As we subscribe to the Acquia Network I received an email this morning detailing some important security updates to the Drupal core. I was particlarly impressed with the speed at which Acquia had made the updates available. As described in a previous post, I’ve setup svn to manage our Drupal servers, so now was a good time to see if the process worked in real life.
Having a quick scan through the security advisories for Drupal it was claer that these issues need to be addressed. I headed over to Acquia downloads and selected the Acquia Drupal upgrade (.zip) download as this just contained the files that had been updated. Once I’d extracted the files I read the UPGRADE.txt for details of what to do.
Next job was to backup the existing site and database files.

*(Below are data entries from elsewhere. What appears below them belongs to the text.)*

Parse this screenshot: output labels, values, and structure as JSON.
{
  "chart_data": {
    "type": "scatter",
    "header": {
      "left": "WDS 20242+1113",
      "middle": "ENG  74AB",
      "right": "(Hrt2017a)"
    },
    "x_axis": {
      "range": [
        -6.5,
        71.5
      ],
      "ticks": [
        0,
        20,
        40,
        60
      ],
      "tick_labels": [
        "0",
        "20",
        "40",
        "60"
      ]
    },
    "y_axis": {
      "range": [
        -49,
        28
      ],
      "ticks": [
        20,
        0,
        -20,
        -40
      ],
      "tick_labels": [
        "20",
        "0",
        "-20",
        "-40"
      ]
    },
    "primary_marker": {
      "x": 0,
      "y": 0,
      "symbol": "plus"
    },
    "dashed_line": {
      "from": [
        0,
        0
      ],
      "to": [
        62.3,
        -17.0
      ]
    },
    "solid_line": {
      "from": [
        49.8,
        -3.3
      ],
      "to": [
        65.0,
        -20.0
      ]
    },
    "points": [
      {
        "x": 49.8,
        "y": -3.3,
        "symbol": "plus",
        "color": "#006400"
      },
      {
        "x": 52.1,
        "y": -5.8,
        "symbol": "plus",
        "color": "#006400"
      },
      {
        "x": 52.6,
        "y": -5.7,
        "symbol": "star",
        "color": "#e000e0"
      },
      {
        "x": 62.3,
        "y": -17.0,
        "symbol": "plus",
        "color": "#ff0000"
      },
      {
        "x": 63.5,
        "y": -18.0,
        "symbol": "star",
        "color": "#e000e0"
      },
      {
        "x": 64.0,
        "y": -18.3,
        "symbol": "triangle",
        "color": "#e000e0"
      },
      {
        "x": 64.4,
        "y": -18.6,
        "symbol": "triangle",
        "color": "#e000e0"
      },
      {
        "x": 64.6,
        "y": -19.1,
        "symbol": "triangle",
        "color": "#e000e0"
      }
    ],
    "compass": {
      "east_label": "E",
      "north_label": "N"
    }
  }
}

Although I could recover from svn if I needed to, I’m a bit paranoid about upgrades, so having local copies never hurts. I put the site into offline mode and zipped all the the apache doc root. Next I used the handy backup and migrate module to perform a manual backup of the database. (I also use this for scheduled backups every 12 hours.)
Just to make sure I was up to date with my svn repo I also ran svn status in my apache root directory – all good.
Time to upgrade, so I stopped apache and MySQL and copied over the updated files into my apache root directory. Once I’d restarted apache and MySQL I logged in to make sure everything looked OK and it was. I also noticed on the system status screen that a couple of modules (ChaosTools and Panels) had updates, so I downloaded and installed these as well. As suggested in the UPGRADE.txt I ran update.php and cron.php before putting the site abck online. Everything was working as expected, so I committed the changes to the svn repo.
I then repeated shutdown and backup process on the live server and ran svn up in my apache root. It’s incredible that those 2 little words do so much! The development server was now updated and all my code was in sync. After resrting the services and running update/cron and a few test it was all done. The whole process too less time than writing it up in this post, which is nice.